9 Obrigatoriedade que os agentes públicos, especialmente ligados à repressão policial e à saúde pública, notifiquem os Conselhos Tutelares e Núcleo da Defensoria Pública com atuação junto à Vara da Infância e Juventude, acerca de todos os crimes que envolvam violência sexual contra crianças e adolescentes, de modo a facilitar a adoção de medidas cíveis protetivas em favor das crianças e adolescentes.

10 Capacitação de profissionais da mídia sobre a temática da violência sexual contra crianças e adolescentes, para que, ao noticiar casos de violência sexual, saibam da importância de se divulgar a necessidade de denunciar os casos de violência e de divulgar sobre a existência da rede de atendimento. Também é importante conscientizar que a explicitação de detalhes e imagens, muitas vezes, serve apenas para constranger e estigmatizar as vítimas, além de possibilitar que outros agressores mimetizem as condutas.

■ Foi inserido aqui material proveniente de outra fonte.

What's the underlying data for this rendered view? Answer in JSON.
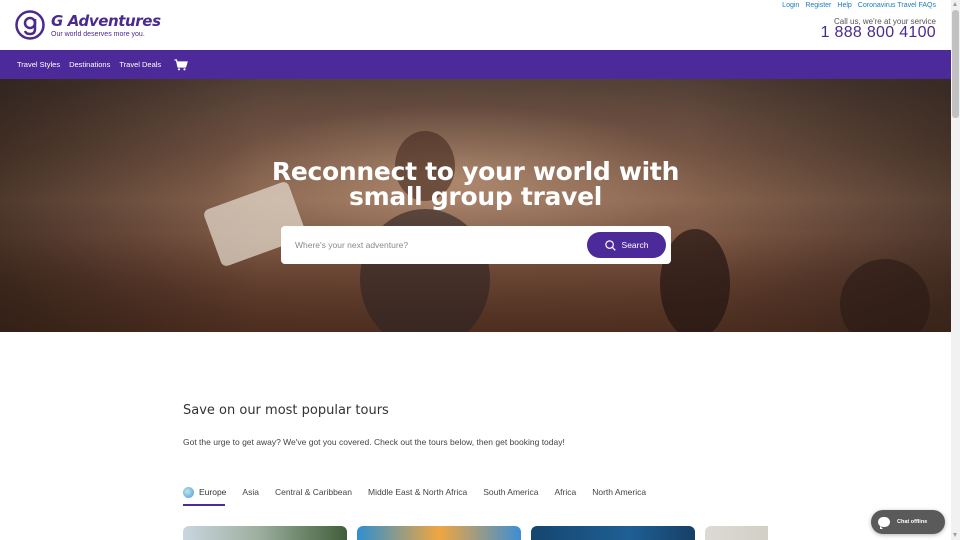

11 Obrigar os estabelecimentos de ensino a comunicarem o nome dos alunos que estejam em situação de evasão escolar ao Conselho Tutelar, pois é comum que as vítimas de violência sexual evadam-se da escola, como forma de os agressores ocultarem o crime.

12 Criação de um protocolo de atendimento da criança e do adolescente vítima de violência sexual e difusão desse protocolo junto aos órgãos públicos e privados de atenção à criança e adolescente.

Uma sociedade que se diz civilizada não pode conviver com a degradação física e moral a quem são submetidas muitas crianças apenas por serem pobres. A omissão do Estado em envidar esforços para garantir uma infância sadia, longe da violência, das drogas e dos desrespeitos aos seus direitos não é apenas uma omissão grave, é um crime contra o futuro, contra a humanidade.